Like many MG patients, she had never heard of the disease and had no idea what it was or what to expect. She accepted the treatment plan recommended by the doctor - take prednisone, a steroid commonly used to counteract inflammation. Within 10 days, Brenda’s double vision went away and she felt more energized. But not long after, she began to feel the side effects — loss of appetite, swelling, and hair loss, among others.
She also started IVIg infusions, a common therapy in autoimmune disorders that restores some antibodies to a patient’s blood.
She describes this battle with medication side effects as “the worst part” of her MG experience.
“I had to wear a port in my hand five days a month. I was also still on prednisone. I felt okay with MG, but I had a million more symptoms with prednisone. So I found my answer on Facebook.”
Again, like many MG patients, Brenda turned to rare disease communities online to get advice and share experiences.
“I saw how many people had the same symptoms, who had amazing tips. I feel like Facebook saved my life.”
Brenda has MuSK-associated MG, a rarer type of this already rare disease.
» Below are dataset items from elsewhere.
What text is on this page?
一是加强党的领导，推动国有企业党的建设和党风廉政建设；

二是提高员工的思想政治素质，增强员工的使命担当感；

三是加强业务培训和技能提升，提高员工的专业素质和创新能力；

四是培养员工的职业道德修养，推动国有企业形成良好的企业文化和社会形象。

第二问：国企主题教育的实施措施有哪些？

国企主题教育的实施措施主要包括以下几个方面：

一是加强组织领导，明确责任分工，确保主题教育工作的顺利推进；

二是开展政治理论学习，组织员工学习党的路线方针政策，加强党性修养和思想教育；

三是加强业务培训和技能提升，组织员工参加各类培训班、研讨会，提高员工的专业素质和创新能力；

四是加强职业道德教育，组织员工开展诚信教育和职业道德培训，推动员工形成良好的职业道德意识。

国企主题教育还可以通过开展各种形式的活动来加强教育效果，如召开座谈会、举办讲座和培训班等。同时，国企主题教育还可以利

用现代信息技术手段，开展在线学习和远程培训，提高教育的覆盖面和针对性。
Through her support groups, she found other MuSK-MG patients who were taking rituximab, a monoclonal antibody treatment that has shown promising results in these patients and can reduce the need for steroids. This treatment has helped Brenda and reduced the number of bad side effects she’s experiencing.
She’s grateful for online communities that provide spaces for shared understanding and healing.
“Having a rare disease is super isolating. You never know who you can help by just sharing part of your story.”
A Path to Advocacy
Seeking a life change, Brenda moved from Miami to Washington D.C. She found out about a job in her field at EveryLife Foundation for Rare Diseases, a nonprofit that’s an important partner of MGFA in advocacy and awareness activities around MG. It seemed like a calling — the chance to put her marketing and communications talents to use for others who also battle rare, challenging, and complex diseases.
Now she supports efforts like Rare Disease Week, where advocates – new and experienced – from across the country come together, meet other advocates, share their stories with members of Congress, make change and impact public policy. The next Rare Disease Week takes place in late February 2023, tentatively in person in Washington, D.C.
“A lot of progress has been made, but still there is so much that people can do,” she says. “Whether it’s seeing a bit of progress with your disease or being able to make an impact by taking action, it’s very rewarding.”